Der im Greifswalder Bodden tot entdeckte Buckelwal ist am Freitag (14. August) mit einem Kran aus der Ostsee gehoben und auf einen Tieflader verfrachtet worden. Das Tier war am Donnerstagmorgen tot und auf dem Rücken liegend in der Nähe der Fahrrinne im Greifswalder Bodden gefunden worden. Eine Rettungsaktion wie bei dem zuvor verendeten Wal „Timmy“ gab es diesmal nicht.
Bergung und Transport zum Dänholm
Die Bergung erfolgte auf der Ostsee-Insel Dänholm vor Stralsund, wo sich eine Außenstelle des Deutschen Meeresmuseums befindet. Am Donnerstagabend hatte ein Schiff den toten Wal mit Gurten zum Dänholm geschleppt. Nach einer kurzen Fahrt zur Sektionsstelle sollte die Obduktion laut einer Sprecherin des Deutschen Meeresmuseums Stralsund noch am Freitag beginnen.
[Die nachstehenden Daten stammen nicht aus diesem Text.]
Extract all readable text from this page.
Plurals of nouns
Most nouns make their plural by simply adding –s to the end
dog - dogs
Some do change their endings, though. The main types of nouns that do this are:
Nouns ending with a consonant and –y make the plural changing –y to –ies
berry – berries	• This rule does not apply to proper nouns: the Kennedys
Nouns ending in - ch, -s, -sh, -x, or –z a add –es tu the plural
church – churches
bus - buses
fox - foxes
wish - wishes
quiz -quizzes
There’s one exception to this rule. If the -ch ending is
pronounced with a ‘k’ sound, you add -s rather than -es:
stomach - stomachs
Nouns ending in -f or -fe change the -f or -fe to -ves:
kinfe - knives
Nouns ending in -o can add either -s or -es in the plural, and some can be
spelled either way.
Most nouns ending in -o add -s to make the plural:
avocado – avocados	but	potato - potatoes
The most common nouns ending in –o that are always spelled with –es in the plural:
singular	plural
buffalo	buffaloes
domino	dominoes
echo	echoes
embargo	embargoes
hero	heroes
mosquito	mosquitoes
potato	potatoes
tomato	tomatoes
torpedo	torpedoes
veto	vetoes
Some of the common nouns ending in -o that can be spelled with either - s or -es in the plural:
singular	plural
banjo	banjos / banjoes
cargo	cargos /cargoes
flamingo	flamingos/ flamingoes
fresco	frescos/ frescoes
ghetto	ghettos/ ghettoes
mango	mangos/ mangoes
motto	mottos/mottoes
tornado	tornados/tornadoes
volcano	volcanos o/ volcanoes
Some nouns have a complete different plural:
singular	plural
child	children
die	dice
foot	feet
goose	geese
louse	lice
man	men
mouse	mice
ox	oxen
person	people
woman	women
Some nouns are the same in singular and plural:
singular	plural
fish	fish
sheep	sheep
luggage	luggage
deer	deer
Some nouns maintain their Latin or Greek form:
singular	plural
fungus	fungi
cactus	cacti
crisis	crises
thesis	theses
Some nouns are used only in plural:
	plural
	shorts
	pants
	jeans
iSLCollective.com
Hintergrund: Der Fall „Timmy“
Erst im Frühjahr war der Buckelwal „Timmy“ vor der Insel Poel bei Wismar gestrandet. Nach wochenlangen Rettungsversuchen und einem Transport in die Nordsee wurde er kurz darauf tot vor der dänischen Insel Anholt angespült. Diese Rettungsmission war von einer Debatte über die verschiedenen Rettungsversuche begleitet worden.
Reaktionen aus der Politik
Mecklenburg-Vorpommerns Umweltminister Till Backhaus (SPD) äußerte sich betroffen: „Es betrübt mich, dass wir nun schon zum zweiten Mal innerhalb eines Jahres den Tod eines Buckelwals in der Ostsee feststellen müssen, diesmal direkt in den Hoheitsgewässern des Landes.“ Von der Sektion erhofft er sich Aufschluss darüber, woran solche hier nicht heimischen Tiere in den Gewässern sterben. Das Tier soll rund sieben Meter lang sein.